Hello,

I'm confused about the difference between Time Domain Reflectometry (option 010 on our N5242A) and simply setting the sweep type to CW freq. I can see that a whole lot more numerical horsepower goes into a TDR, because it's taking a broadband frequency sweep, and calculating the inverse Fourier transform to put us in the time domain. What would be the difference in interpretation?

Also, I've noticed that the starting level of Re(S11) in the transform mode seems to vary as we make changes to capacitances on the MCM module. Is this a mathematical artifact? nothing about my edge launch connector or the transmission line leading up to the MCM has changed.

Thanks so much!

yours,

Raj

I'm confused about the difference between Time Domain Reflectometry (option 010 on our N5242A) and simply setting the sweep type to CW freq. I can see that a whole lot more numerical horsepower goes into a TDR, because it's taking a broadband frequency sweep, and calculating the inverse Fourier transform to put us in the time domain. What would be the difference in interpretation?

Also, I've noticed that the starting level of Re(S11) in the transform mode seems to vary as we make changes to capacitances on the MCM module. Is this a mathematical artifact? nothing about my edge launch connector or the transmission line leading up to the MCM has changed.

Thanks so much!

yours,

Raj

In CW time, we measure the mag and phase of a response (say, S11) at a single frequency and we measure it over and over again and plot the response as a function of time. It is really only a single frequency measurement, and if the DUT is constant over time, it doesn't show anything interesting. If the DUT is pulsed, for example, you can see the pulse envelope in the CW time sweep.

Now, S11 in the low pass mode will be pure-real, because the time response of any network is real. We actually enforce this by our math, so the imaginary part in low pass is always computed as zero, because we assume the negative frequency response is identical to the positive.

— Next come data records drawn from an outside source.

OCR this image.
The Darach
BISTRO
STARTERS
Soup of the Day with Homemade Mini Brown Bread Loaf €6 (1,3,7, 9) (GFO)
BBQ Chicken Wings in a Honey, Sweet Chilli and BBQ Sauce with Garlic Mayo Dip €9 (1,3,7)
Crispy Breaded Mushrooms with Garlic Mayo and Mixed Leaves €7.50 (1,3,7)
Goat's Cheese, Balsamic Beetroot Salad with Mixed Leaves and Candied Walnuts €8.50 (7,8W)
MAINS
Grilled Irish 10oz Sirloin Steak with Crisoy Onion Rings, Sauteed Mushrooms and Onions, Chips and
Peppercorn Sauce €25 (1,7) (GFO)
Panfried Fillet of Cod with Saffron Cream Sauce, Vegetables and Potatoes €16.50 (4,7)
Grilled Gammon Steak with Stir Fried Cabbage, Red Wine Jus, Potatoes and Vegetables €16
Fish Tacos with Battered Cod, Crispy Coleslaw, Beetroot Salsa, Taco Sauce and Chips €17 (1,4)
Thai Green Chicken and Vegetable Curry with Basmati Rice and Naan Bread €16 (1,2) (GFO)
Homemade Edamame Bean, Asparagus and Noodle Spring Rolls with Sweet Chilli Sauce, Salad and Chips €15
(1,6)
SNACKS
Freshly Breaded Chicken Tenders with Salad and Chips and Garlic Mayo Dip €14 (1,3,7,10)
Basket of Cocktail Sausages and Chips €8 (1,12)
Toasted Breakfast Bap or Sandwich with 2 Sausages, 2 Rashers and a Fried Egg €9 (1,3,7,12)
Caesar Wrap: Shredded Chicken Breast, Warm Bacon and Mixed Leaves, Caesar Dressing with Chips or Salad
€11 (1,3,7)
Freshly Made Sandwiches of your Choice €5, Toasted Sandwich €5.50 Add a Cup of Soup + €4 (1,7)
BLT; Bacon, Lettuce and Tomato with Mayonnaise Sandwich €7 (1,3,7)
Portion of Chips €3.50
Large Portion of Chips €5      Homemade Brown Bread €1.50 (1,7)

The starting, and ending values are computed as a result of the DC point of the circuit. We can't measure DC directly. but we infer it from the first three frequency response data points. The troube comes when the length to the first response is so long, the S11 phase changes too much, and we don't get a good extrapolation of DC. This causes the DC level to jump. Often, adding more points will improve this response. Now, if you are capacitively coupled, the capacitor at the input can have a lot of frequency response at low freuqency, so the phase may shift a lot and not allow the S-parameter (in frequency domain) to be extrapolated the same. Interestingly, if we did do a perfect job of extrapolating, we would see DC=infinite (or at least big) because of the input blocking capacitor.